A new artificial intelligence system can learn how a video game operates by watching less than two minutes of gameplay, and recreate the basic software of a game which governs everything from character movement to rendering graphics.
The tool may help game studios and enthusiasts speed up process of game development and experiment with different styles of play.
The AI, developed by researchers at the Georgia Institute of Technology in the US, watches less than two minutes of gameplay video and then builds its own model of how the game operates by studying the frames and making predictions of future events, such as what path a character will choose or how enemies might react.

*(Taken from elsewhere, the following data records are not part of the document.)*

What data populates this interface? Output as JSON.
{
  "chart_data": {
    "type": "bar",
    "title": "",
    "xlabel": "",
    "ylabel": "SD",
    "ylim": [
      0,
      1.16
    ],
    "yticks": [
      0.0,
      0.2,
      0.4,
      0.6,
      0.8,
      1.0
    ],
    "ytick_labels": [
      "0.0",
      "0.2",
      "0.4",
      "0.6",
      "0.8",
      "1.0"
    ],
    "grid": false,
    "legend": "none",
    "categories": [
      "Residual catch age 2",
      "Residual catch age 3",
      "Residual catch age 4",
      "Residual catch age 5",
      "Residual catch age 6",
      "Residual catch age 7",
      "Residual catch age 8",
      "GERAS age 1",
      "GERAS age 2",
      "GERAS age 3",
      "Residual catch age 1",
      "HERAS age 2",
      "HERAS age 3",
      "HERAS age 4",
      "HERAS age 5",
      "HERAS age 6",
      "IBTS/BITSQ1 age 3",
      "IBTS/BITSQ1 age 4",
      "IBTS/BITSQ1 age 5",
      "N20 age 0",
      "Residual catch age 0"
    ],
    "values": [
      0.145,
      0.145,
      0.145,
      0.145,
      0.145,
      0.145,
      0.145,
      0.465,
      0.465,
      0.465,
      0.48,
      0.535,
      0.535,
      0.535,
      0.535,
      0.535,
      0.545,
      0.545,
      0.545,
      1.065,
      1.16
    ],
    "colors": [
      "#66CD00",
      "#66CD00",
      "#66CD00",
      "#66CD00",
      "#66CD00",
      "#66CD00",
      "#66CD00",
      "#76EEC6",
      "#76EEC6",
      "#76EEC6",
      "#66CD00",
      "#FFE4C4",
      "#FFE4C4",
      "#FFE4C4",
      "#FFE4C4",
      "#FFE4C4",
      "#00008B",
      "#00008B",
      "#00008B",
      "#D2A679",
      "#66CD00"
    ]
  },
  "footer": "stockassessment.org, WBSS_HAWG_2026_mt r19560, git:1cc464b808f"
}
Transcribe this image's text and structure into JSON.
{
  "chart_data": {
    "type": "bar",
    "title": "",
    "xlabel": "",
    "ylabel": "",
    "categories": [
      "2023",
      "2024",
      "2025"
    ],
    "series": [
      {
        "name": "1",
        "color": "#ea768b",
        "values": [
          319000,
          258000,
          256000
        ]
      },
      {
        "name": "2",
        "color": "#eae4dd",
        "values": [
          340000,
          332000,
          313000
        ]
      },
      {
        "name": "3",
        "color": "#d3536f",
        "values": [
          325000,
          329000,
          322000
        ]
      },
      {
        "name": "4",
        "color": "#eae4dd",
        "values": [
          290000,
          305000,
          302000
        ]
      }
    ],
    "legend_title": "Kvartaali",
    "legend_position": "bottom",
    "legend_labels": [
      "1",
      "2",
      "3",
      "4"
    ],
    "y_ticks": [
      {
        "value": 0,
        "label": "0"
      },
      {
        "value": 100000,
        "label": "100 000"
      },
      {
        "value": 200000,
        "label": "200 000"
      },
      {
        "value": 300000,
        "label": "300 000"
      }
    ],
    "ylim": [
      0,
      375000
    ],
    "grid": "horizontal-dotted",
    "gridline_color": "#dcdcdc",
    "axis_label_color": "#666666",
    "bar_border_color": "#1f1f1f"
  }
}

To get their AI agent to create an accurate predictive model that could account for all the physics of a 2D platform-style game, the team trained the AI on a single "speedrunner" video, where a player heads straight for the goal. This made "the training problem for the AI as difficult as possible."
Researhers trained their system with the popular Super Mario Bros and have started replicating the experiments with games like Mega Man and Sonic the Hedgehog as well.

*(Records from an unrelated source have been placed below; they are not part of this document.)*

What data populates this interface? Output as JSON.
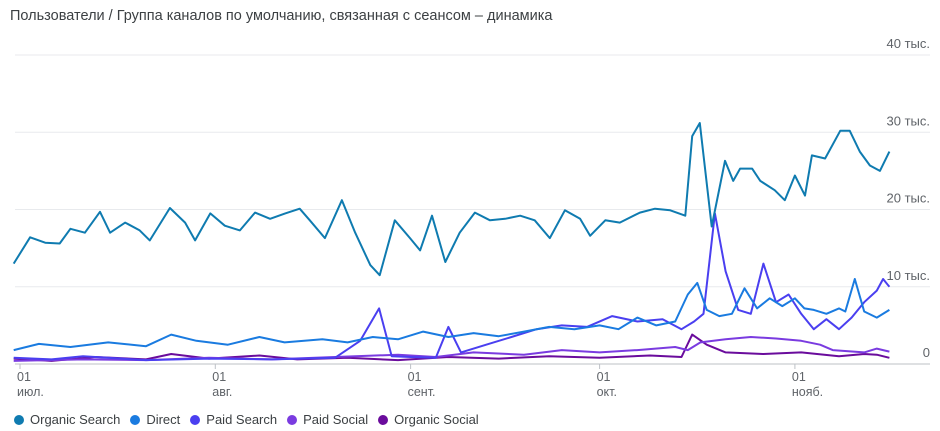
{
  "chart_data": {
    "type": "line",
    "title": "Пользователи / Группа каналов по умолчанию, связанная с сеансом – динамика",
    "x_unit": "days since 01 июл.",
    "xlim": [
      -1,
      138
    ],
    "ylim": [
      0,
      40000
    ],
    "y_ticks": [
      {
        "v": 0,
        "label": "0"
      },
      {
        "v": 10000,
        "label": "10 тыс."
      },
      {
        "v": 20000,
        "label": "20 тыс."
      },
      {
        "v": 30000,
        "label": "30 тыс."
      },
      {
        "v": 40000,
        "label": "40 тыс."
      }
    ],
    "x_ticks": [
      {
        "day": 0,
        "day_label": "01",
        "month": "июл."
      },
      {
        "day": 31,
        "day_label": "01",
        "month": "авг."
      },
      {
        "day": 62,
        "day_label": "01",
        "month": "сент."
      },
      {
        "day": 92,
        "day_label": "01",
        "month": "окт."
      },
      {
        "day": 123,
        "day_label": "01",
        "month": "нояб."
      }
    ],
    "grid": true,
    "legend_position": "bottom-left",
    "series": [
      {
        "name": "Organic Search",
        "color": "#0f7bb0",
        "points": [
          [
            -1,
            13000
          ],
          [
            1.6,
            16400
          ],
          [
            4,
            15700
          ],
          [
            6.3,
            15600
          ],
          [
            8,
            17500
          ],
          [
            10.3,
            17000
          ],
          [
            12.7,
            19700
          ],
          [
            14.3,
            17000
          ],
          [
            16.7,
            18300
          ],
          [
            19,
            17300
          ],
          [
            20.6,
            16000
          ],
          [
            23.8,
            20200
          ],
          [
            26.2,
            18300
          ],
          [
            27.8,
            16000
          ],
          [
            30.2,
            19500
          ],
          [
            32.5,
            17900
          ],
          [
            34.9,
            17300
          ],
          [
            37.3,
            19600
          ],
          [
            39.7,
            18800
          ],
          [
            42.1,
            19500
          ],
          [
            44.4,
            20100
          ],
          [
            46,
            18600
          ],
          [
            48.4,
            16300
          ],
          [
            51.1,
            21200
          ],
          [
            53.2,
            17000
          ],
          [
            55.6,
            12800
          ],
          [
            57.1,
            11500
          ],
          [
            59.5,
            18600
          ],
          [
            61.9,
            16300
          ],
          [
            63.5,
            14700
          ],
          [
            65.4,
            19200
          ],
          [
            67.5,
            13200
          ],
          [
            69.8,
            17000
          ],
          [
            72.2,
            19600
          ],
          [
            74.6,
            18600
          ],
          [
            77,
            18800
          ],
          [
            79.4,
            19200
          ],
          [
            81.7,
            18600
          ],
          [
            84.1,
            16300
          ],
          [
            86.5,
            19900
          ],
          [
            88.9,
            18800
          ],
          [
            90.5,
            16600
          ],
          [
            92.9,
            18600
          ],
          [
            95.2,
            18300
          ],
          [
            98.4,
            19600
          ],
          [
            100.8,
            20100
          ],
          [
            103.2,
            19900
          ],
          [
            105.6,
            19200
          ],
          [
            106.7,
            29500
          ],
          [
            107.9,
            31200
          ],
          [
            109.8,
            17800
          ],
          [
            111.9,
            26300
          ],
          [
            113.2,
            23700
          ],
          [
            114.3,
            25300
          ],
          [
            116.2,
            25300
          ],
          [
            117.5,
            23700
          ],
          [
            119.8,
            22500
          ],
          [
            121.4,
            21200
          ],
          [
            123,
            24400
          ],
          [
            124.6,
            21800
          ],
          [
            125.7,
            27000
          ],
          [
            127.8,
            26600
          ],
          [
            130.2,
            30200
          ],
          [
            131.7,
            30200
          ],
          [
            133.3,
            27500
          ],
          [
            134.9,
            25700
          ],
          [
            136.5,
            25000
          ],
          [
            138,
            27500
          ]
        ]
      },
      {
        "name": "Direct",
        "color": "#1a7be0",
        "points": [
          [
            -1,
            1800
          ],
          [
            3,
            2600
          ],
          [
            8,
            2200
          ],
          [
            14,
            2800
          ],
          [
            20,
            2300
          ],
          [
            24,
            3800
          ],
          [
            28,
            3000
          ],
          [
            33,
            2500
          ],
          [
            38,
            3500
          ],
          [
            42,
            2800
          ],
          [
            48,
            3200
          ],
          [
            52,
            2800
          ],
          [
            56,
            3500
          ],
          [
            60,
            3200
          ],
          [
            64,
            4200
          ],
          [
            68,
            3500
          ],
          [
            72,
            4000
          ],
          [
            76,
            3600
          ],
          [
            80,
            4200
          ],
          [
            84,
            4800
          ],
          [
            88,
            4500
          ],
          [
            92,
            5000
          ],
          [
            95,
            4500
          ],
          [
            98,
            6000
          ],
          [
            101,
            5000
          ],
          [
            104,
            5500
          ],
          [
            106,
            9000
          ],
          [
            107.5,
            10500
          ],
          [
            109,
            7000
          ],
          [
            111,
            6200
          ],
          [
            113,
            6500
          ],
          [
            115,
            9800
          ],
          [
            117,
            7200
          ],
          [
            119,
            8500
          ],
          [
            121,
            7500
          ],
          [
            123,
            8500
          ],
          [
            124.5,
            7200
          ],
          [
            126,
            7000
          ],
          [
            128,
            6500
          ],
          [
            130,
            7200
          ],
          [
            131,
            6800
          ],
          [
            132.5,
            11000
          ],
          [
            134,
            6800
          ],
          [
            136,
            6000
          ],
          [
            138,
            7000
          ]
        ]
      },
      {
        "name": "Paid Search",
        "color": "#4a3ff0",
        "points": [
          [
            -1,
            800
          ],
          [
            5,
            600
          ],
          [
            10,
            1000
          ],
          [
            20,
            500
          ],
          [
            30,
            700
          ],
          [
            40,
            600
          ],
          [
            50,
            800
          ],
          [
            54,
            3000
          ],
          [
            57,
            7200
          ],
          [
            59,
            1000
          ],
          [
            62,
            900
          ],
          [
            66,
            800
          ],
          [
            68,
            4800
          ],
          [
            70,
            1500
          ],
          [
            74,
            2500
          ],
          [
            78,
            3500
          ],
          [
            82,
            4500
          ],
          [
            86,
            5000
          ],
          [
            90,
            4800
          ],
          [
            94,
            6200
          ],
          [
            98,
            5500
          ],
          [
            102,
            5800
          ],
          [
            105,
            4500
          ],
          [
            107,
            5500
          ],
          [
            108.5,
            6500
          ],
          [
            110.3,
            19500
          ],
          [
            112,
            12000
          ],
          [
            114,
            7000
          ],
          [
            116,
            6500
          ],
          [
            118,
            13000
          ],
          [
            120,
            8000
          ],
          [
            122,
            9000
          ],
          [
            124,
            6500
          ],
          [
            126,
            4500
          ],
          [
            128,
            5800
          ],
          [
            130,
            4500
          ],
          [
            132,
            6000
          ],
          [
            134,
            8000
          ],
          [
            136,
            9500
          ],
          [
            137,
            11000
          ],
          [
            138,
            10000
          ]
        ]
      },
      {
        "name": "Paid Social",
        "color": "#7a3be0",
        "points": [
          [
            -1,
            400
          ],
          [
            10,
            600
          ],
          [
            20,
            500
          ],
          [
            30,
            800
          ],
          [
            40,
            600
          ],
          [
            50,
            900
          ],
          [
            60,
            1200
          ],
          [
            66,
            900
          ],
          [
            72,
            1500
          ],
          [
            80,
            1200
          ],
          [
            86,
            1800
          ],
          [
            92,
            1500
          ],
          [
            98,
            1800
          ],
          [
            104,
            2200
          ],
          [
            106,
            1800
          ],
          [
            108,
            2800
          ],
          [
            112,
            3200
          ],
          [
            116,
            3500
          ],
          [
            120,
            3300
          ],
          [
            124,
            3000
          ],
          [
            127,
            2500
          ],
          [
            129,
            1800
          ],
          [
            134,
            1500
          ],
          [
            136,
            2000
          ],
          [
            138,
            1600
          ]
        ]
      },
      {
        "name": "Organic Social",
        "color": "#6a0c9c",
        "points": [
          [
            -1,
            700
          ],
          [
            5,
            400
          ],
          [
            12,
            900
          ],
          [
            20,
            600
          ],
          [
            24,
            1300
          ],
          [
            30,
            700
          ],
          [
            38,
            1100
          ],
          [
            44,
            600
          ],
          [
            52,
            800
          ],
          [
            60,
            500
          ],
          [
            68,
            900
          ],
          [
            76,
            700
          ],
          [
            84,
            1000
          ],
          [
            92,
            800
          ],
          [
            100,
            1100
          ],
          [
            105,
            900
          ],
          [
            106.7,
            3800
          ],
          [
            109,
            2500
          ],
          [
            112,
            1500
          ],
          [
            118,
            1300
          ],
          [
            124,
            1500
          ],
          [
            130,
            1000
          ],
          [
            134,
            1300
          ],
          [
            136,
            1200
          ],
          [
            138,
            800
          ]
        ]
      }
    ]
  }
}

"Our AI creates the predictive model without ever accessing the game's code, and makes significantly more accurate future event predictions than those of convolutional neural networks," said Matthew Guzdial, lead researcher and PhD student in computer science.
"A single video won't produce a perfect clone of the game engine, but by training the AI on just a few additional videos you get something that's pretty close," said Guzdial.
They next tested how well the cloned engine would perform in actual gameplay. They employed a second AI to play the game level and ensure the game's protagonist would not fall through solid floors or go undamaged if hit by an enemy.
The AI playing with the cloned engine proved indistinguishable compared to an AI playing the original game engine, researchers said.
"The technique relies on a relatively simple search algorithm that searches through possible sets of rules that can best predict a set of frame transitions," said Mark Riedl, associate professor of Interactive Computing at Georgia Tech.
"To our knowledge this represents the first AI technique to learn a game engine and simulate a game world with gameplay footage," Reidl said.